Exploring Geometrical Implications of Inner Product Spaces

[mrxtothaz]

The motivation for inner product spaces is geometric, yet I find myself a bit unclear about the geometrical implications associated with inner products. I would appreciate if some of my concerns could be addressed; while the length of my inquiry may be a bit much, I would like to make it clear that I do not require extensive explanations for all my questions.

1) It makes to me that if z = a + bi is a complex number, then |z| = sqrt(a² + b²), as complex numbers can be interpreted as a pair (a,b) of real numbers. Complex conjugates are introduced so that |z|² = a² + b² = zZ (I will denote complex conjugates by capital letters; in this case, Z).

In all the textbooks I've seen, none of these results are ever derived, but are only defined to be this way. This begs the question: Is all of this done to be algebraically consistent, or is there some geometric motivation that should be immediately clear (and therefore any derivation is trivial)?

2) If you want to calculate the length/norm of a vector over the complex numbers, the definition gives that ||z||² = z₁Z₁ + ... + z_nZ_n. So in this light, ||z||² is the inner product with itself (with complex conjugates). But if we want to find the inner product of z with a distinct vector w, for example, we get w₁Z₁ + ... + w_nZ_n.

I am a bit uncertain about why the complex conjugate is used here. I'm pretty sure that this a convention, as inner products are linear iff one of the coordinates is fixed (but I would like to have someone confirm/deny this).

3) Perhaps a more serious concern related to the one above is of the geometric interpretation of the inner product of two distinct vectors. For example, in the above example, if you multiply w with z, and also w with Z, do the results differ? If so, what does this difference represent, geometrically?

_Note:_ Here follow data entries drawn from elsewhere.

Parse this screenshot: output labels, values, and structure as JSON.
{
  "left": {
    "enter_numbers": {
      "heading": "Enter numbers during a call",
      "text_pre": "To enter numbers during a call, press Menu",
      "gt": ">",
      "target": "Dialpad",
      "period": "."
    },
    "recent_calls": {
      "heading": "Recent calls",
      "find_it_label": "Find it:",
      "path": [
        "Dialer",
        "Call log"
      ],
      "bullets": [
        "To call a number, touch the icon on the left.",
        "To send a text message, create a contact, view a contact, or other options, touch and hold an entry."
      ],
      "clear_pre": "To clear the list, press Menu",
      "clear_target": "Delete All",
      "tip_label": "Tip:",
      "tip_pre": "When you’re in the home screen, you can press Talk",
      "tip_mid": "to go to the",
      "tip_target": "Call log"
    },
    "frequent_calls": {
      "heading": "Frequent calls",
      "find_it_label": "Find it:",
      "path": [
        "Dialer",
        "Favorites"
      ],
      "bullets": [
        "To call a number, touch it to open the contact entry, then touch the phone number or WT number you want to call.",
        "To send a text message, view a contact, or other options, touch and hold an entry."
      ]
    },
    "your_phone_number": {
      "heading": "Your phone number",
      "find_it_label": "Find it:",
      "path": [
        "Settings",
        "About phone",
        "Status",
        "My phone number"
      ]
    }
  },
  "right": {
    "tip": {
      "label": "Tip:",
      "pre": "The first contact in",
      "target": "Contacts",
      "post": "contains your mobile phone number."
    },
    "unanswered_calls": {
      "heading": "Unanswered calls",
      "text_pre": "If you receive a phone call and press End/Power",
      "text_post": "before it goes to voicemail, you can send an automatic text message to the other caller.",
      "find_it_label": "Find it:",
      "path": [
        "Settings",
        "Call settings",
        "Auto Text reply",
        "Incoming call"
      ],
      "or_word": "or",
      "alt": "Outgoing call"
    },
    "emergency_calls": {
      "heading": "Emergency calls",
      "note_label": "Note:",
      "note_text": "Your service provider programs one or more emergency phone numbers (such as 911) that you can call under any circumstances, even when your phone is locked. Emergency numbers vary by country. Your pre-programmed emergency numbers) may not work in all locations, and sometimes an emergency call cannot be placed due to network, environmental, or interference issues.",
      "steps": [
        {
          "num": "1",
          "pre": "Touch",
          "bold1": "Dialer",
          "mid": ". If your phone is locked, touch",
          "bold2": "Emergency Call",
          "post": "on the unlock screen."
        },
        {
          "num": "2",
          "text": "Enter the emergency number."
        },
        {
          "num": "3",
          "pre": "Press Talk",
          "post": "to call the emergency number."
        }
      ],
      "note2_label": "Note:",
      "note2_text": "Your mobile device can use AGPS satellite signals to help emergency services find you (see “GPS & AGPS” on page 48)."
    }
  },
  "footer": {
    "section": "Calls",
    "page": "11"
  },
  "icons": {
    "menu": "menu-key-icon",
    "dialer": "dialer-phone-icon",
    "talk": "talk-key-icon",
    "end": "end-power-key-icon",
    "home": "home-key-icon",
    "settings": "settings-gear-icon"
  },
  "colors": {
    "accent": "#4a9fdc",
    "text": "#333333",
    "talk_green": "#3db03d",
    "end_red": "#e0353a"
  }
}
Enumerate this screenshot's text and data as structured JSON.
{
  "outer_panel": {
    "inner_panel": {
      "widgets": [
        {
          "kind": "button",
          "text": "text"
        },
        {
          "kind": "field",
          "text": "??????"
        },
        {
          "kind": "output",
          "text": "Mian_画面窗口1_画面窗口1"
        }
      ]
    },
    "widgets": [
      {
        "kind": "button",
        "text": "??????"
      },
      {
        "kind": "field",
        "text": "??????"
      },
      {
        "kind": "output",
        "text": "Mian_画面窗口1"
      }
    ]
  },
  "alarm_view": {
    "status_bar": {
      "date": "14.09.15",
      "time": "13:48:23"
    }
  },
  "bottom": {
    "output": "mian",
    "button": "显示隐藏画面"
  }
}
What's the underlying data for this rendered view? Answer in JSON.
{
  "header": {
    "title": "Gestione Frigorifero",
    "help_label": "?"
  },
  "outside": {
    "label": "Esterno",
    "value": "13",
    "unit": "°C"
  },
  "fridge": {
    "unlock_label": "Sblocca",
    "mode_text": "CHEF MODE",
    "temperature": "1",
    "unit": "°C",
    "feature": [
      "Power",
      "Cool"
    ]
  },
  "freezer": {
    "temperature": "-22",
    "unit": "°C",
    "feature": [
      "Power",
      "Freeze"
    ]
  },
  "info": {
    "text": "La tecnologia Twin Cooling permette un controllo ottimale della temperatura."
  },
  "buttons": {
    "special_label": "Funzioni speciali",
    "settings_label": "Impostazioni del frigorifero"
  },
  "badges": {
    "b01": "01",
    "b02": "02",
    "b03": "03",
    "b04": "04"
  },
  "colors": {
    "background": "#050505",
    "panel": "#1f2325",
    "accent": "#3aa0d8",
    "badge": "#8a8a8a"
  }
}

I am aware that, using dot products, the number you get is the product of all the vector coordinates between two vectors, and the angle between those two vectors. It is clear that in the case of the inner product of a vector with itself, we obtain the norm (length).

Is there some intuitive interpretation for when two distinct vectors are multiplied? I can only make sense of inner products that are equal to 0 (meaning the vectors are perpendicular), negative (meaning the vectors are in opposite directions). But is there more you can infer from this number, that might have a clear geometric interpretation? I ask this primarily because whenever I see problems/theorems using inner products, the motivation for why some things are done is not clear geometrically, and only seems to be that it is done so that the algebra works out.

To give one example, there is a theorem that goes: "Suppose (e₁,...,e_n) is an orthonormal basis for V. Then v = <v, e₁>e₁ + ... + <v, e_n>e_n". You also see this in many other results (like the Gram-Schmidt procedure). But it is not clear to me what any of the motivation is for obtaining the coefficients using the inner product of v with each orthonormal basis vector.

4) We have that the zero vector is perpendicular to all other vectors. What exactly do we mean (geometrically) by this? I think of the zero vector as a point (the origin), and so don't know how to make sense of this in a satisfying way.

 

[adriank]

1) I don't know how much this helps, but |z|² is defined the way it is because it gives a real number and it is multiplicative (|z|²|w|² = |zw|²). It's an instance of something a bit more general. (Viewing C as a 2-dimensional vector space over R, |z|² is the determinant of the linear map that multiplies by z. Exercise: Find the matrix of this linear map in the basis {1, i}, and then prove the above statement.)

2) I guess the main reason is that the squared length of any vector ought to be a real number.

3) I don't have good quick answer, sorry.

4) The unsatisfying answer is that treating 0 as perpendicular to everything else makes things nicer (for instance, you can simply say that if v and w are perpendicular vectors, then tv and w are perpendicular for any scalar t; also, the set of all vectors perpendicular to a given one forms a subspace). Perhaps another way to think about two vectors being perpendicular is that the projection of each one onto the other should be zero.